15 Temmuz darbe girişiminin üzerinden üç yıl geçti ama Türkiye bu süreyi demokrasi, hukuk devleti ve temel hak ve özgürlükler etrafında kenetlenerek değil tam tersine bunlardan daha da uzaklaşarak geçirdi.

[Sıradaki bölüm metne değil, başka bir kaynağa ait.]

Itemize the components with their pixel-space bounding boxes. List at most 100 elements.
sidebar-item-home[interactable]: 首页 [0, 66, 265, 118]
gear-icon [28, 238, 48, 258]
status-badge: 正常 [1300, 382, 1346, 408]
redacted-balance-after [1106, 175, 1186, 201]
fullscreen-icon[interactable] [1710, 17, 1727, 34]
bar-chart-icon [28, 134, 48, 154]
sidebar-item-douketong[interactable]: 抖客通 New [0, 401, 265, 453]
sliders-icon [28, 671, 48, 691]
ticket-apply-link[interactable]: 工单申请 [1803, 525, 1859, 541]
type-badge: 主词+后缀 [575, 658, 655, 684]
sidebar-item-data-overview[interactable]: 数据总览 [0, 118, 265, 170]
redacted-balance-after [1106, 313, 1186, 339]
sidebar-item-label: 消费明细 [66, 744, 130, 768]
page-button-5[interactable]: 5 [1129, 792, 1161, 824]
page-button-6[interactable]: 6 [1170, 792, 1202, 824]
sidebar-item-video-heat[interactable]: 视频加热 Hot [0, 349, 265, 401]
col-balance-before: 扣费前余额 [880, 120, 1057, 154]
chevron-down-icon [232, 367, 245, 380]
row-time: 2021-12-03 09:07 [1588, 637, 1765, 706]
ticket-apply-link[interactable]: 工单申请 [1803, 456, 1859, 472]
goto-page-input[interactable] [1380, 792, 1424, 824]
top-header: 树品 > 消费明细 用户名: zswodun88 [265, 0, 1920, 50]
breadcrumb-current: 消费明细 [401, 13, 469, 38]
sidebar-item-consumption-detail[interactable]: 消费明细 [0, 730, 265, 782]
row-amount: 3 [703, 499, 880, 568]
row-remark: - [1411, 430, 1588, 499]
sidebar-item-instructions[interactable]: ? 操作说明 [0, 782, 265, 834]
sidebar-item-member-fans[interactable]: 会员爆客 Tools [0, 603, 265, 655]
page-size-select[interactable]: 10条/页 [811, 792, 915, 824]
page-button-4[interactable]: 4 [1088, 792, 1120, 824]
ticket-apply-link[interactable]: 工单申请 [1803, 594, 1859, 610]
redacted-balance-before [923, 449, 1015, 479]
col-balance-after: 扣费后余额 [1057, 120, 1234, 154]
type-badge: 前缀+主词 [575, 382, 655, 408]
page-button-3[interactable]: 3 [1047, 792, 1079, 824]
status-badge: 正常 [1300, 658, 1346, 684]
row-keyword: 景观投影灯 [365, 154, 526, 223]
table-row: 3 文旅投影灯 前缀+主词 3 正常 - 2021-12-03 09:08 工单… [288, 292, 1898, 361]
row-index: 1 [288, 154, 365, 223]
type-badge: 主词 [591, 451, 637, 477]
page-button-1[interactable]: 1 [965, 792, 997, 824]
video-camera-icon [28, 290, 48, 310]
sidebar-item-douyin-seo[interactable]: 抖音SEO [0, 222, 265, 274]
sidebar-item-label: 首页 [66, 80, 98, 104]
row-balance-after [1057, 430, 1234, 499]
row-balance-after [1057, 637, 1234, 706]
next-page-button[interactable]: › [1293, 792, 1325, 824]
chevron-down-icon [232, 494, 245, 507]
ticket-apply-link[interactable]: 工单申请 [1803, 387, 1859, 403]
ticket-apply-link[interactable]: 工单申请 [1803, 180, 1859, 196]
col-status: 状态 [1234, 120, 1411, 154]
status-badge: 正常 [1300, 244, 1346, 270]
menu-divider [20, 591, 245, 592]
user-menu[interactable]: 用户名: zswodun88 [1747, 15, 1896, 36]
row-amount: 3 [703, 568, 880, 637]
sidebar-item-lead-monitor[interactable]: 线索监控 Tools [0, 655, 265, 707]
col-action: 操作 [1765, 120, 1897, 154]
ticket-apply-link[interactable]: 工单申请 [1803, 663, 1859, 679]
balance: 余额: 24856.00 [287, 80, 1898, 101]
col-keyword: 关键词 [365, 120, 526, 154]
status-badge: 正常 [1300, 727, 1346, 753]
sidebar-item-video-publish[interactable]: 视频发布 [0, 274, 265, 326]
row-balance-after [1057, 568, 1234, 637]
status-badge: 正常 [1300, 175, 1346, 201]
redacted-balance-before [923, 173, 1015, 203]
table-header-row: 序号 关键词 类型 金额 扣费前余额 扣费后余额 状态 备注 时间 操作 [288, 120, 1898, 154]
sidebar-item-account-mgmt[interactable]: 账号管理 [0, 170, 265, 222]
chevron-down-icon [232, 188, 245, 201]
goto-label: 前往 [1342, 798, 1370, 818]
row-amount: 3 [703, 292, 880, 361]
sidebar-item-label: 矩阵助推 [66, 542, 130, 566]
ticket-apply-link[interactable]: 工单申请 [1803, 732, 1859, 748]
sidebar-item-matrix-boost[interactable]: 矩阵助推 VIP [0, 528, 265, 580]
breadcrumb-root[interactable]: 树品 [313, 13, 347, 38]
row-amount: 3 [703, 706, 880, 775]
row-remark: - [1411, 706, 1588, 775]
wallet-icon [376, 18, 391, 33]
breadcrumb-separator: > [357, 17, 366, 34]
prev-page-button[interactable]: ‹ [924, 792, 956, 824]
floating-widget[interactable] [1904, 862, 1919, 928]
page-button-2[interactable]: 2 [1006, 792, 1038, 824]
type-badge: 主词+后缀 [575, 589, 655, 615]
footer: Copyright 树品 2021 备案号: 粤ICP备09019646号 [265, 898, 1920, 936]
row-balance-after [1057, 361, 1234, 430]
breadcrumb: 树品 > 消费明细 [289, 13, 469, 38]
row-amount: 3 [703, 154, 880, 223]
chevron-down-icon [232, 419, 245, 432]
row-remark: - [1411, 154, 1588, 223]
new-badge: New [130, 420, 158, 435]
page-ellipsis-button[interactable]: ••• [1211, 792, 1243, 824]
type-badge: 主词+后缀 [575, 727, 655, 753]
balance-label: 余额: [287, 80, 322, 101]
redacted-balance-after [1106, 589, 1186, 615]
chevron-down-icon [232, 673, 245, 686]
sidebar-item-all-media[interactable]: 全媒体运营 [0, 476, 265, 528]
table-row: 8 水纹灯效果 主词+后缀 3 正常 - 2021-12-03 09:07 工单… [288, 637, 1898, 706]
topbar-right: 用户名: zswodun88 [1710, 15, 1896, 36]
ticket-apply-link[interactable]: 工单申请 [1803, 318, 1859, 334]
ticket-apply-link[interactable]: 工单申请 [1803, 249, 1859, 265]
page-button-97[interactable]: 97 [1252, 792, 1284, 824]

Yayına hazırlayan: Gamze Elvan

Merhaba, iyi günler, iyi haftalar. Bugün 15 Temmuz darbe girişiminin üçüncü yılı. Üç yılda çok şeyler oldu, çok sert geçti. Şu anda biraz sanki yumuşamış gibi; ama 15 Temmuz hafızalarda hâlâ çok canlı; üç yıla damgasını vurdu, bir süre daha vuracağa benziyor. Bir bilanço çıkarmak istediğimiz zaman, olayın çok boyutu var. Hepsini birden ele almak bayağı zaman gerektirir; ama hızlı bir değerlendirme yapmak istiyorum. Olabildiğince önemli konuları ele alarak –ki bu üç yıl boyunca değişik aşamalarda bu değerlendirmeleri yaptım– bir toparlama anlamında bakacak olursak, üç yılda şunu görüyoruz: Cumhuriyet tarihinde Türkiye’ye yapılmış en büyük kötülüklerden birisi. Birincisi midir? O ayrı bir tartışma konusu; çünkü 12 Eylül gibi, 12 Mart gibi, 27 Mayıs gibi darbeleri yaşamış bir ülke Türkiye. 15 Temmuz belki de en önemli başarısız darbe girişimi olarak –başka darbe girişimleri de var, ama en önemli başarısız darbe girişimi olarak– tarihe geçti. Bu arada Türkiye’de bir yığın kötü şeylerin yaşanmasına neden oldu. 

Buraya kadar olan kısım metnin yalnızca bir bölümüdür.